Equation of a Circle as a Locus
If a point \( P(x,y) \) is at a constant distance \( r \) from a fixed point \( (h,k) \), then the locus of \( P \) is a circle with equation
\( (x – h)^2 + (y – k)^2 = r^2 \)
Locus of a Point Equidistant from Two Fixed Points
If a point \( P(x,y) \) is equidistant from two fixed points \( A(x_1,y_1) \) and \( B(x_2,y_2) \), then
Distance from \( P \) to \( A \) = distance from \( P \) to \( B \)
This leads to a linear equation representing the perpendicular bisector of \( AB \).
Loci Involving Inequalities
Some problems require describing a region rather than a curve. For example:
- Points less than a fixed distance from a point describe the interior of a circle
- Points closer to one line than another describe a half-plane
Boundaries should be included or excluded according to the wording of the question.
Example :
Find the equation of the locus of a point \( P(x,y) \) which is at a distance 5 units from the point \( (2,-1) \).
▶️ Answer/Explanation
Using the distance formula:
Distance from \( P(x,y) \) to \( (2,-1) = 5 \)

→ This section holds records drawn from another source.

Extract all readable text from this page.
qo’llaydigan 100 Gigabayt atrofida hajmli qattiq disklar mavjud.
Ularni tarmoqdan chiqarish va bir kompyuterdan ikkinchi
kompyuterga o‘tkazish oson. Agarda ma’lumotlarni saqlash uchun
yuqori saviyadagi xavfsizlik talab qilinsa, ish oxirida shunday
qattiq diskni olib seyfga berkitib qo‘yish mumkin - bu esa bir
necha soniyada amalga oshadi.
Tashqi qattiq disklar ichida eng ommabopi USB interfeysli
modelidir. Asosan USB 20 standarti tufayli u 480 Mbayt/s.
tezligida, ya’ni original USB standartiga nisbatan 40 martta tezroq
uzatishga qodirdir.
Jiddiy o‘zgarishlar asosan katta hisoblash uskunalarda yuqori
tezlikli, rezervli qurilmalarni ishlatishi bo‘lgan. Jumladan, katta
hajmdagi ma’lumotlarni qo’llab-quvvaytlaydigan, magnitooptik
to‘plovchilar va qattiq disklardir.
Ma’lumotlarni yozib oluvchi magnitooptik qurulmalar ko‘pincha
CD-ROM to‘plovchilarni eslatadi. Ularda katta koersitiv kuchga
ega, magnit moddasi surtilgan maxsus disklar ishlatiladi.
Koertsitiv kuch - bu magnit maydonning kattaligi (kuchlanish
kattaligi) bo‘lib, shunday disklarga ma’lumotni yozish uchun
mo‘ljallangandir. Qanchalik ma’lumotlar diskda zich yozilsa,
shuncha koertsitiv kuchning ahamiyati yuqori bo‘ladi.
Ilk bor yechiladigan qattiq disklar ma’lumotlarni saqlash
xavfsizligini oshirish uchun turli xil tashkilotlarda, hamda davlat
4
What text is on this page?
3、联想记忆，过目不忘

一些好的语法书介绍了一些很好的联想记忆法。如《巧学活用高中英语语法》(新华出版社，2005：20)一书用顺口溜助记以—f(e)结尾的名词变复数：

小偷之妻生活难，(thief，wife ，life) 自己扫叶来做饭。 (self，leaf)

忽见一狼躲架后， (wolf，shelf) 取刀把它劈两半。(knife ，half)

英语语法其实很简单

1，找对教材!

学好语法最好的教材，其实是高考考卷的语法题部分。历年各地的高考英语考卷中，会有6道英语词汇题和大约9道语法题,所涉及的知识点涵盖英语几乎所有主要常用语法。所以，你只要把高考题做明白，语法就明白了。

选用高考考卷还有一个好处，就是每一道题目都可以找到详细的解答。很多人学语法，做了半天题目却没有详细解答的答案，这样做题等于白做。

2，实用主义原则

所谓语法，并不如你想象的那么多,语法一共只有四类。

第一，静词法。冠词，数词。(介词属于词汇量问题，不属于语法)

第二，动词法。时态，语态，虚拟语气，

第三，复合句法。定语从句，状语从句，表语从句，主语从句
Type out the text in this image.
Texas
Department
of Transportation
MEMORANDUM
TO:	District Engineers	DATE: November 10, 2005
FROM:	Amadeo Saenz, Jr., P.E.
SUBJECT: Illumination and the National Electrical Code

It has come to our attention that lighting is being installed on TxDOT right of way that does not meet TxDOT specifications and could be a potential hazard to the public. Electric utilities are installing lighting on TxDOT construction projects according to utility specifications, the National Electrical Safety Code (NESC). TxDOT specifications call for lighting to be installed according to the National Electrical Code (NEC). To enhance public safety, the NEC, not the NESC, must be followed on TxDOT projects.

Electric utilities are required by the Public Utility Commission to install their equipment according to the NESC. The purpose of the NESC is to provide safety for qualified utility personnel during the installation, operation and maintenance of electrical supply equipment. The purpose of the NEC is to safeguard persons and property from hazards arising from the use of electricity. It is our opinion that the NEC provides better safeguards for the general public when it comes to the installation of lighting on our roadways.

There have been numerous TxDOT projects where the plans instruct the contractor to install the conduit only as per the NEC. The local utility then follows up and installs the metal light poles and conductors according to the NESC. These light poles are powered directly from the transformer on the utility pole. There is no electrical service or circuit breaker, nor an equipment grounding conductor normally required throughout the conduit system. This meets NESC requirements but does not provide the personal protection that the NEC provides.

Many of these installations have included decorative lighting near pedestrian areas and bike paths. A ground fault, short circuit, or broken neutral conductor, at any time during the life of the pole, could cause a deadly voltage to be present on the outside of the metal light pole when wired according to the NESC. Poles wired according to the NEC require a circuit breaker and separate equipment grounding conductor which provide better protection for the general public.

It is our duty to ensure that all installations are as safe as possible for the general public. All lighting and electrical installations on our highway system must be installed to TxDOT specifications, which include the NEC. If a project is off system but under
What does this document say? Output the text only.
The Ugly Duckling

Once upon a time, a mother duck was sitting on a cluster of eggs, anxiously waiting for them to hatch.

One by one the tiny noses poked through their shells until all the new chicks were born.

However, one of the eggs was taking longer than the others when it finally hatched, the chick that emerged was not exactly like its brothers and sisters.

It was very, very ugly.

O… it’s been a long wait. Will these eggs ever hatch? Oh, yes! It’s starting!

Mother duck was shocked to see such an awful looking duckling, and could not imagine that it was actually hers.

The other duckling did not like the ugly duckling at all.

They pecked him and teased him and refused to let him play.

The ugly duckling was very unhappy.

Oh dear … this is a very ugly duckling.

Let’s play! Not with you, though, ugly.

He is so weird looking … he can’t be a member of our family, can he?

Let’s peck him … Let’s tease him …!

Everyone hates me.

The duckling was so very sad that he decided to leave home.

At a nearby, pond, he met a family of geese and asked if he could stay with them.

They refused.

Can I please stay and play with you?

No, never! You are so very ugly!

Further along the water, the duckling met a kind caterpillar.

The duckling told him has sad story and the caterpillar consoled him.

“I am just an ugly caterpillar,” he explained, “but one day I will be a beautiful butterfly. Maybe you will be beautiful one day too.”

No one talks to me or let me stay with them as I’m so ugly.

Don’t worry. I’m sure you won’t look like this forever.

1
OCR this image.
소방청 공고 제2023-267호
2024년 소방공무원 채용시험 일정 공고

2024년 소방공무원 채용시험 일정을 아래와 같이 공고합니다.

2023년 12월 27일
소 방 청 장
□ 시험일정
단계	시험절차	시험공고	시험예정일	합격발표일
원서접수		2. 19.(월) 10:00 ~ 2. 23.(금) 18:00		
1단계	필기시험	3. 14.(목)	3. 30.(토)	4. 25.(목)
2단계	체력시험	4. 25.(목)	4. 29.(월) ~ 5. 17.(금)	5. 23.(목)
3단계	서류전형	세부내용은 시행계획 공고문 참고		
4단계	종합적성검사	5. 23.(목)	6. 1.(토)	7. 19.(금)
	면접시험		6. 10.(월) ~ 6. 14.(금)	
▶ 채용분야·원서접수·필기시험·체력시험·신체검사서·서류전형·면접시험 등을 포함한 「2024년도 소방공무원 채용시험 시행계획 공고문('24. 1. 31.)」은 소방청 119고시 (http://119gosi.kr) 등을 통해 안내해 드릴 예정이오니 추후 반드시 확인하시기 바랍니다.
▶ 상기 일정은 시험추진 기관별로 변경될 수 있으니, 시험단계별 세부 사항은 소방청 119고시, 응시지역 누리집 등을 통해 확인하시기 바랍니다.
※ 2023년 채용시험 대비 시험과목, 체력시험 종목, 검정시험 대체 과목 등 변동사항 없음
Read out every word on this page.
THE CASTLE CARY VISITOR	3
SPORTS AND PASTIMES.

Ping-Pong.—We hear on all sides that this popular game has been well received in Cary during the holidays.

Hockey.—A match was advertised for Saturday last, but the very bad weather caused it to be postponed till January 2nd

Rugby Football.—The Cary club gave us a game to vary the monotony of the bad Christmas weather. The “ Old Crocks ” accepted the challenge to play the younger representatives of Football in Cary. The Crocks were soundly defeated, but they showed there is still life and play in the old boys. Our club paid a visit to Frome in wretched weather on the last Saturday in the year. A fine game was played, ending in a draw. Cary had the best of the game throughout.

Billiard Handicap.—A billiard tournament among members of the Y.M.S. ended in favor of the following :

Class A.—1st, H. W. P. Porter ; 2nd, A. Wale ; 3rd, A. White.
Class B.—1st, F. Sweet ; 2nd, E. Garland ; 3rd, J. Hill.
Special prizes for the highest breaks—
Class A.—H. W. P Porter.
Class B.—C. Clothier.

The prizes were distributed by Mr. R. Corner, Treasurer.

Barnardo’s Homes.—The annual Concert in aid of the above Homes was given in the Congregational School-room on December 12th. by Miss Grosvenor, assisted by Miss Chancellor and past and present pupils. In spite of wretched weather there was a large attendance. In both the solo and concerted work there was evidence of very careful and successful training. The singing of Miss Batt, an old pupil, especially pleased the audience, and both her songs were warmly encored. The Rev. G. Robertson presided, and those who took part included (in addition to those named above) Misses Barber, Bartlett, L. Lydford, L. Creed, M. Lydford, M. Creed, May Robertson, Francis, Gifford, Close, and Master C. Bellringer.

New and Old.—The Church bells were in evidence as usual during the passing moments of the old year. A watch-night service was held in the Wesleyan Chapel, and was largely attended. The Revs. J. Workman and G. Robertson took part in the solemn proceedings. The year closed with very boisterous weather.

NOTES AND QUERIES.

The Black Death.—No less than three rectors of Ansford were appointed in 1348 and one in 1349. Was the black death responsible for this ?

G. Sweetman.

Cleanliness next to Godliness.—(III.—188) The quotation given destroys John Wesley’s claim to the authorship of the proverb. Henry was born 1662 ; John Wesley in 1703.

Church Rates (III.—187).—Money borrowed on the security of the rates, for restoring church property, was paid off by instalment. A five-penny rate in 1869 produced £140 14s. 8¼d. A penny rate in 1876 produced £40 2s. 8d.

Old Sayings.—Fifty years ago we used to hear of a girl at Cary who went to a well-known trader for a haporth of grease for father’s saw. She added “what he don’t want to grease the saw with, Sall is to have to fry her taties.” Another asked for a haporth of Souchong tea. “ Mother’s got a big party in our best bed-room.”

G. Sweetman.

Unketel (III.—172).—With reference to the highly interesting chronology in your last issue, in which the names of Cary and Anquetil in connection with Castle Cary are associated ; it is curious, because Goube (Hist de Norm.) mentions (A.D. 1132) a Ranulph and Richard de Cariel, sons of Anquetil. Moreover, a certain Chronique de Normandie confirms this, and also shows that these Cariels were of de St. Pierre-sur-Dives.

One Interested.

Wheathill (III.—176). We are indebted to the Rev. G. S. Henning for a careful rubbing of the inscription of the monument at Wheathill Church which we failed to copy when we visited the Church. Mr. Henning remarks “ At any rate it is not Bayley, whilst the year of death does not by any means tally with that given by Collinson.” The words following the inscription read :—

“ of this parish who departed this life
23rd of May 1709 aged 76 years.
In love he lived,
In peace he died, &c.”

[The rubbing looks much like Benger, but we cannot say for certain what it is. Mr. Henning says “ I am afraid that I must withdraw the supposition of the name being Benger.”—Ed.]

\( \sqrt{(x-2)^2 + (y+1)^2} = 5 \)
Squaring both sides:
\( (x-2)^2 + (y+1)^2 = 25 \)
Conclusion: The locus is a circle with centre \( (2,-1) \) and radius 5.
Example :
Find the equation of the locus of a point \( P(x,y) \) which is equidistant from the points \( A(1,3) \) and \( B(5,-1) \).
▶️ Answer/Explanation
Equidistant means:
Distance from \( P \) to \( A \) = distance from \( P \) to \( B \)
\( \sqrt{(x-1)^2 + (y-3)^2} = \sqrt{(x-5)^2 + (y+1)^2} \)
Squaring both sides:
\( (x-1)^2 + (y-3)^2 = (x-5)^2 + (y+1)^2 \)
Expanding and simplifying:
\( x^2 – 2x + 1 + y^2 – 6y + 9 = x^2 – 10x + 25 + y^2 + 2y + 1 \)
\( 8x – 8y – 16 = 0 \)
\( x – y – 2 = 0 \)
Conclusion: The locus is the straight line \( x – y – 2 = 0 \), the perpendicular bisector of \( AB \).
Example :
Find the equation of the locus of a point \( P(x,y) \) which moves so that its distance from the line \( y = 0 \) is equal to its distance from the point \( (0,4) \).
▶️ Answer/Explanation
Distance from \( P(x,y) \) to the line \( y = 0 \) is:
\( |y| \)
Distance from \( P(x,y) \) to the point \( (0,4) \) is:
\( \sqrt{x^2 + (y-4)^2} \)
Equating distances:
\( |y| = \sqrt{x^2 + (y-4)^2} \)
Squaring both sides:
\( y^2 = x^2 + (y-4)^2 \)
Expanding:
\( y^2 = x^2 + y^2 – 8y + 16 \)
\( x^2 – 8y + 16 = 0 \)
Conclusion: The locus is a parabola with equation \( y = \dfrac{x^2}{8} + 2 \).